CHAP. 9 [IX.]--SIN PASSES ON TO ALL MEN BY NATURAL DESCENT, AND NOT MERELY BY IMITATION.

You tell me in your letter, that they endeavour to twist into some new sense the passage of the apostle, in which he says: "By one man sin entered into the world, and death by sin;"[5] yet you have not informed me what they suppose to be the meaning of these words. But so far as I have discovered from others, they think that the death which is here mentioned is not the death of the body, which they will not allow Adam to have deserved by his sin, but that of the soul, which takes place in actual sin; and that this actual sin has not been transmitted from the first man to other persons by natural descent, but by imitation. Hence, likewise, they refuse to believe that in infants original sin is remitted through baptism, for they contend that no such original sin exists at all in people by their birth.

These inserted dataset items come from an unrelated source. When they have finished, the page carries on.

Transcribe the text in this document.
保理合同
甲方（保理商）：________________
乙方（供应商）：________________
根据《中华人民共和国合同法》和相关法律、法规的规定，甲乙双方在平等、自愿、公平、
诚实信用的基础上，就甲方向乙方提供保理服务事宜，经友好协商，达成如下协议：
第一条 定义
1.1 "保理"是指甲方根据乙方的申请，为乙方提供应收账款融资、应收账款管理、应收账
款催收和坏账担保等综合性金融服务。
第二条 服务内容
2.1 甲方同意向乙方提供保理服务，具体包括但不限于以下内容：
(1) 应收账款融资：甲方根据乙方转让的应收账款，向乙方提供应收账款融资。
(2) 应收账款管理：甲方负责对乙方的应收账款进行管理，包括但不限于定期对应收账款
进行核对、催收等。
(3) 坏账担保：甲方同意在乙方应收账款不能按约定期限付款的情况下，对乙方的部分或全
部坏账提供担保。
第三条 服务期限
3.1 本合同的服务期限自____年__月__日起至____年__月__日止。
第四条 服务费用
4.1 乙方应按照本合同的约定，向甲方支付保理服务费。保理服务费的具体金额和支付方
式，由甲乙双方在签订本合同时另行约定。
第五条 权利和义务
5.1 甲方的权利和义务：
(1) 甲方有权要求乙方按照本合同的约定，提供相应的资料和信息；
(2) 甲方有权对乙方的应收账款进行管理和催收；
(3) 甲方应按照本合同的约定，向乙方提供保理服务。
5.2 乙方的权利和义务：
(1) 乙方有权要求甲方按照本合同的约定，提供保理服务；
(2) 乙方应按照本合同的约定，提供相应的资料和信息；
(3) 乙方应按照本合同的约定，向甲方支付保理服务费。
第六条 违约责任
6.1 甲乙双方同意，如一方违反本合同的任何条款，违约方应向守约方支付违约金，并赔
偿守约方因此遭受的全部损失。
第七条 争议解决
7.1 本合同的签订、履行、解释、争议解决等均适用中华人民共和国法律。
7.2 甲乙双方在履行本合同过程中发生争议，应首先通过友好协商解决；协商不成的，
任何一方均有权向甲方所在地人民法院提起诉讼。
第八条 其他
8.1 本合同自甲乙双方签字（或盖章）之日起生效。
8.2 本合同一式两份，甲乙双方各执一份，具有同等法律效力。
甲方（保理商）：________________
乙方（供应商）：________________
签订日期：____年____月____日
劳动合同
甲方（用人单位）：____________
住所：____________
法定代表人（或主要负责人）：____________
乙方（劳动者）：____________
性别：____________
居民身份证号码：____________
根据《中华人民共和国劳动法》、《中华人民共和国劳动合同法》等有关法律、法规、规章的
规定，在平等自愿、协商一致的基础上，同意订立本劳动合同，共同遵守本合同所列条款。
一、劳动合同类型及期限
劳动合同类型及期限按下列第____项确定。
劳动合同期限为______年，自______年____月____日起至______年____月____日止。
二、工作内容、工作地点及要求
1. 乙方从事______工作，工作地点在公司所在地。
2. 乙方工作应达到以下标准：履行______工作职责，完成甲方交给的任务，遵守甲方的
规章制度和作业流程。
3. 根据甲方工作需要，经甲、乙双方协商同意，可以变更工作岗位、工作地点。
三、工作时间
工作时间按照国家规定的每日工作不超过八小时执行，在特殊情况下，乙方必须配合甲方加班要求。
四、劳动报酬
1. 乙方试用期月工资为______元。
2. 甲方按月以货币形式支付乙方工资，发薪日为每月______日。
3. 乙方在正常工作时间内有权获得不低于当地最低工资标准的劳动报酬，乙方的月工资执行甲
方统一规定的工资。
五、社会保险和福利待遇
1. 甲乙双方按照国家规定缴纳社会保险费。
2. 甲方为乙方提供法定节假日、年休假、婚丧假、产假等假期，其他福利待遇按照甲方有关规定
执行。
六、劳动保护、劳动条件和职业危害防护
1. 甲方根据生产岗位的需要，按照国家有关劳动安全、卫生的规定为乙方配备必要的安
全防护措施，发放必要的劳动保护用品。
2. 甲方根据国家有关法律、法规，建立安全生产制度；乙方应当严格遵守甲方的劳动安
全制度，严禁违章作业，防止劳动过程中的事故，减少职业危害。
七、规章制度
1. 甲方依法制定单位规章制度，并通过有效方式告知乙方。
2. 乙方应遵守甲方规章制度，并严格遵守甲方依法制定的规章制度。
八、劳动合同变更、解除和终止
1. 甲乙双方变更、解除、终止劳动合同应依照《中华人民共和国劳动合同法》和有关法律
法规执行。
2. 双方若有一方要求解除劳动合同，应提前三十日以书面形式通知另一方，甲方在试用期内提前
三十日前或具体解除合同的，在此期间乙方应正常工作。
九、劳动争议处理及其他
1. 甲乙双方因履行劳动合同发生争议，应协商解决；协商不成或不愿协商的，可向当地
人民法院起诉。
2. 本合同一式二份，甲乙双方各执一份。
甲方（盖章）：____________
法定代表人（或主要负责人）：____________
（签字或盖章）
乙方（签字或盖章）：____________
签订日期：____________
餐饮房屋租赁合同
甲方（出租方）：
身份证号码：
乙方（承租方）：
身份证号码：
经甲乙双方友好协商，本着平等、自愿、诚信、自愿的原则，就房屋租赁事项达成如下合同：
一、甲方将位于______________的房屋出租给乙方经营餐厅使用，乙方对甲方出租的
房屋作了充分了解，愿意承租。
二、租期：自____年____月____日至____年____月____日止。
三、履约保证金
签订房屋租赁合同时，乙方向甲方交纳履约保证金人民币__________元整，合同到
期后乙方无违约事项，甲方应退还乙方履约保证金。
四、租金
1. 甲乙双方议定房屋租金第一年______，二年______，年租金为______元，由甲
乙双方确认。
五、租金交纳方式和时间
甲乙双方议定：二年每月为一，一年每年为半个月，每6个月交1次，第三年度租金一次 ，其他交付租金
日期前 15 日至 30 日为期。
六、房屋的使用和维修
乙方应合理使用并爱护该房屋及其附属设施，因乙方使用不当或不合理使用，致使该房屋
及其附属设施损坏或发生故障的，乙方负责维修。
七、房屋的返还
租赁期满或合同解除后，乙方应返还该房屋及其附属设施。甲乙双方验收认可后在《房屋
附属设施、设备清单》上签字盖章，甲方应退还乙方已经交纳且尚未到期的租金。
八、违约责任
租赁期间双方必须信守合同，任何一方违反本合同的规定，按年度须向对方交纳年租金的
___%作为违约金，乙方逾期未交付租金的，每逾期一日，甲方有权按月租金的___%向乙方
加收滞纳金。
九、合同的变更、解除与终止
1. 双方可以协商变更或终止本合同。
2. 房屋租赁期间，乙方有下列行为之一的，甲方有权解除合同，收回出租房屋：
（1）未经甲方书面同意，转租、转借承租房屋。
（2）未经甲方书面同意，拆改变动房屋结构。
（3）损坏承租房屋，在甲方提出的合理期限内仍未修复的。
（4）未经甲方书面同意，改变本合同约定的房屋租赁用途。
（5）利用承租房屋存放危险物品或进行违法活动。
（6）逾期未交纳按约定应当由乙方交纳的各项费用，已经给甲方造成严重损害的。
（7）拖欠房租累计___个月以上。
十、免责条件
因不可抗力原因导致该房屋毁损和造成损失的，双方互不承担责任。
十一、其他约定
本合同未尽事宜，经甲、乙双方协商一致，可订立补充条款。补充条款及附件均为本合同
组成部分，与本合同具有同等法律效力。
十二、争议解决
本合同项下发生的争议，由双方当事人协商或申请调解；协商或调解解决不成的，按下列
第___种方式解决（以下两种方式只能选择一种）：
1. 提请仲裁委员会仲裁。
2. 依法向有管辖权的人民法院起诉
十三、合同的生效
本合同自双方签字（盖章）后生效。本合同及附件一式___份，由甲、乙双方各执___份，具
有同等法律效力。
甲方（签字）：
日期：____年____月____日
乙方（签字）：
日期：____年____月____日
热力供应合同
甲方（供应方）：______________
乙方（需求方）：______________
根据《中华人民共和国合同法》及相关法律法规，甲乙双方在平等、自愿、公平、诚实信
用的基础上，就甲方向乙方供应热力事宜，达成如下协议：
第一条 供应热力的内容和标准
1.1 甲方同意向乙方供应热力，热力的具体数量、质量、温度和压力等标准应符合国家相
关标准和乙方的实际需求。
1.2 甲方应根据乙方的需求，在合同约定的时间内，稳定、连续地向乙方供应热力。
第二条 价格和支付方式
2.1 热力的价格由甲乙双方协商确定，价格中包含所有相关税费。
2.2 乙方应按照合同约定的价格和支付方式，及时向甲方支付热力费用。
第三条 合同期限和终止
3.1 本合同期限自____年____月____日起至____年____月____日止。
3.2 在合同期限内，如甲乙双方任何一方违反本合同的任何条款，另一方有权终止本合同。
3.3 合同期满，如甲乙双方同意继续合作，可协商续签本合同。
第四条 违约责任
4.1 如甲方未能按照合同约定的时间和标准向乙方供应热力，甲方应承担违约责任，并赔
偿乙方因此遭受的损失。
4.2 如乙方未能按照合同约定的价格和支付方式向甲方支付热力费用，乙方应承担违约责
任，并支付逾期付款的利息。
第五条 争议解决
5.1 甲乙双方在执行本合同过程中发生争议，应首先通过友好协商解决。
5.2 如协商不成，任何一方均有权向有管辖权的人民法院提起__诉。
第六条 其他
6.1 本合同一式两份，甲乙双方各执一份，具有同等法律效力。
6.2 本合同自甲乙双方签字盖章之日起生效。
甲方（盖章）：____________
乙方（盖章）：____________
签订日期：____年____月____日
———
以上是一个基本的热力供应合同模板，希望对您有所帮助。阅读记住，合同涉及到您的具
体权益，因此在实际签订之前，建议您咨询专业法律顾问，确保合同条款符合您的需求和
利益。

But if the apostle had wished to assert that sin entered into the world, not by natural descent, but by imitation, he would have mentioned as the first offender, not Adam indeed, but the devil, of whom it is written,[6] that "he sinneth from the beginning;" of whom also we read in the Book of Wisdom: "Nevertheless through the devil's envy death entered into the world."[7] Now, forasmuch as this death came upon men from the devil, not because they were propagated by him, but because they imitated his example, it is immediately added: "And they that do hold of his side do imitate him."[8] Accordingly, the apostle, when mentioning sin and death together, which had passed by natural descent from one upon all men, set him down as the introducer thereof from whom the propagation of the human race took its beginning.